# taz.de -- EuGH-Urteil zur Balkanroute: Das Dublin-Abkommen gilt
       
       > Der EuGH hat über die Einreise von Flüchtlingen auf der Balkanroute
       > geurteilt. Slowenien und Ungarn werden wohl Geflüchtete aufnehmen müssen.
       
 (IMG) Bild: Zeltlager in Kroatien (2015)
       
       Luxemburg epd/dpa | Der Europäische Gerichtshof (EuGH) hat einen zentralen
       Punkt der EU-Asylgesetzgebung geklärt, der indirekt auch die Situation
       zahlreicher Flüchtlinge in Deutschland betrifft. Die Luxemburger Richter
       urteilten am Mittwoch, dass ein Grenzübertritt auch dann „illegal“ sein
       könne, wenn ein EU-Staat die Einreise aus humanitären Gründen und in einer
       außergewöhnlichen Situation gestattet.

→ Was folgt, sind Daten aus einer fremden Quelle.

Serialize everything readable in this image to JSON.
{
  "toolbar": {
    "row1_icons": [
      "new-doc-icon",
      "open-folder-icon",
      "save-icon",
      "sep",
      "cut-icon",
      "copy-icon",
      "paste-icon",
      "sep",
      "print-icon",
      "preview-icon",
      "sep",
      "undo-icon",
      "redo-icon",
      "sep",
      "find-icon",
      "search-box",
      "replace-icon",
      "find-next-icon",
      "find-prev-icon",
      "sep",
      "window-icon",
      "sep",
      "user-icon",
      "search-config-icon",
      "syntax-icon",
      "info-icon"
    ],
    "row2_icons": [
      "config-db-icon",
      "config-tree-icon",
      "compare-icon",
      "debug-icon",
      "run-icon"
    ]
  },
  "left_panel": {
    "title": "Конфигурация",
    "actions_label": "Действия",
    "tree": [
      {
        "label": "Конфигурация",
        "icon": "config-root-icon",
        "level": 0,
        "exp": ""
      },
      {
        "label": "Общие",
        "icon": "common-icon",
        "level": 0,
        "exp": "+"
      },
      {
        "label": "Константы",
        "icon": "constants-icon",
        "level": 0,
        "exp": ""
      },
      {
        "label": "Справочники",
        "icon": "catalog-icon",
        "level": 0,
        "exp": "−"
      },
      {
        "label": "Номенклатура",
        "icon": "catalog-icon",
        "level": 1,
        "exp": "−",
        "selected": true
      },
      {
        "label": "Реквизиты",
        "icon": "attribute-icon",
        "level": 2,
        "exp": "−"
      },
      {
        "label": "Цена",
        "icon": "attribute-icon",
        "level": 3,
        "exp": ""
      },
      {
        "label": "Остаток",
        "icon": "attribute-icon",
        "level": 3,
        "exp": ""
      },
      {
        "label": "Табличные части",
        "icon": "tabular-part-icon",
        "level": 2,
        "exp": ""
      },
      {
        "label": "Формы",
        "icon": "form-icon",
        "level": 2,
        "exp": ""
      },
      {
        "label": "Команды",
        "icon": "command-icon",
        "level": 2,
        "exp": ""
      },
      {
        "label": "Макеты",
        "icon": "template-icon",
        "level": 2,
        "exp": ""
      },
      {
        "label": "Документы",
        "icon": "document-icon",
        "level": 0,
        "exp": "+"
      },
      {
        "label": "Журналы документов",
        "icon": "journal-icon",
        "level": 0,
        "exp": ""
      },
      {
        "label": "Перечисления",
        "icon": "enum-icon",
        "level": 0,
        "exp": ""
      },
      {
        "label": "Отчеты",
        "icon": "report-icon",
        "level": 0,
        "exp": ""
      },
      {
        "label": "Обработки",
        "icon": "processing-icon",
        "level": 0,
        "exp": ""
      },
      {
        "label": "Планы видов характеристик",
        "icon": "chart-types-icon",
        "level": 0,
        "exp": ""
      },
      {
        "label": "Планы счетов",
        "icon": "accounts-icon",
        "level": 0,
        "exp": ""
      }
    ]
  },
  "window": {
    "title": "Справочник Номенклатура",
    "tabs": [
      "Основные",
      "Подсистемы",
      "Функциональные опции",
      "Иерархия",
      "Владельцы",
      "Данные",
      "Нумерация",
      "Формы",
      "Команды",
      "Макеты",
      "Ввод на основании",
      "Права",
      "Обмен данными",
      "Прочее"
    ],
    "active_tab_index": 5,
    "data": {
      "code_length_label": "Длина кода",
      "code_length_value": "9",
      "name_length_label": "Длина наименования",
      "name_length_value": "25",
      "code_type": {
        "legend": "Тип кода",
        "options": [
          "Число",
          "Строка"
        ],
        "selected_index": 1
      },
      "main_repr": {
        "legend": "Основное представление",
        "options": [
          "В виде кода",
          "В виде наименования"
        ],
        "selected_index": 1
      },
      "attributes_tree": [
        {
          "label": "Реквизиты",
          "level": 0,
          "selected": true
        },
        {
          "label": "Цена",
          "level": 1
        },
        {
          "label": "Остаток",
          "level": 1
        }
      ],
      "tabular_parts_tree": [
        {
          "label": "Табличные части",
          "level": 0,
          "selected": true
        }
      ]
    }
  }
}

Folglich gilt auch dann das Prinzip
       der Dublin-III-Verordnung, wonach Menschen in dem EU-Staat Asyl beantragen
       müssen, wo sie zuerst europäischen Boden betreten haben. (AZ: C-490/16 und
       C-646/16).
       
       Der EuGH hatte es mit einem Syrer und zwei afghanischen Familien zu tun.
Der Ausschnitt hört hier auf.